ECLI:NL:RBDHA:2023:3229
Rechtbank Den Haag
- Voorlopige voorziening+bodemzaak
- C.I.H. Kerstens - Fockens
- Rechtspraak.nl
Afwijzing aanvraag verblijfsvergunning voor arbeid als zelfstandige wegens niet voldoen aan documentatievereiste en hoorplicht
In deze zaak heeft de Rechtbank Den Haag op 1 maart 2023 uitspraak gedaan in een geschil tussen eiser, een Turkse onderdaan, en de staatssecretaris van Justitie en Veiligheid. Eiser had een aanvraag ingediend voor een verblijfsvergunning voor bepaalde tijd onder de beperking 'arbeid als zelfstandige', maar deze aanvraag werd op 13 februari 2022 afgewezen. De staatssecretaris verklaarde het bezwaar van eiser tegen deze afwijzing ongegrond in een besluit van 28 juli 2022. Eiser heeft hiertegen beroep ingesteld en tevens een verzoek om een voorlopige voorziening ingediend.
Tijdens de zitting op 22 februari 2023 heeft de rechtbank de zaak behandeld.

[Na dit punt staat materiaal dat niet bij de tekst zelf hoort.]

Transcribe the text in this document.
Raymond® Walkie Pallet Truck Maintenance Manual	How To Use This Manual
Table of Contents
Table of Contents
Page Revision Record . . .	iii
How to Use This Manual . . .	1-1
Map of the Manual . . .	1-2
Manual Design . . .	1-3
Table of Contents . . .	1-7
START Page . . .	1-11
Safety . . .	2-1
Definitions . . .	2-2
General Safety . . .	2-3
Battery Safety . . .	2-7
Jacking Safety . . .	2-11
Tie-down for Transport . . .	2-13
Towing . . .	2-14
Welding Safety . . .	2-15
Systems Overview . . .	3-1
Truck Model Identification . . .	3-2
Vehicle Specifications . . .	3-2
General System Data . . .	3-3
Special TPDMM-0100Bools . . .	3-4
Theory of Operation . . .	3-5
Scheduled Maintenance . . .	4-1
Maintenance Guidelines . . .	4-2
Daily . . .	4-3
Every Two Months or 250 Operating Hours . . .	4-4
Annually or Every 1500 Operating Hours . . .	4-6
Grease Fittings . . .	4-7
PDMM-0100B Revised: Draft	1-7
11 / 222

Eiser was aanwezig met zijn gemachtigde, terwijl de staatssecretaris zich liet vertegenwoordigen door een gemachtigde. De rechtbank oordeelde dat eiser niet had voldaan aan het documentatievereiste, aangezien hij geen inschrijving bij de Kamer van Koophandel en geen ondernemingsplan had overgelegd. Dit was noodzakelijk om te kunnen beoordelen of zijn bedrijfsactiviteiten een wezenlijk Nederlands belang dienden.
Eiser voerde aan dat de eis voor een ondernemingsplan onterecht was, omdat hij al geruime tijd in Nederland verbleef en bijdroeg aan de economie. De rechtbank oordeelde echter dat de documentatievereisten niet in strijd waren met de standstill-bepaling en dat verweerder terecht had geconcludeerd dat de aanvraag ontoereikend was onderbouwd. De rechtbank verwierp ook het beroep van eiser op schending van de hoorplicht, omdat hij in bezwaar de gevraagde stukken niet had overgelegd en zijn bijzondere omstandigheden niet had gepresenteerd. Uiteindelijk verklaarde de rechtbank het beroep ongegrond en het verzoek om een voorlopige voorziening niet-ontvankelijk.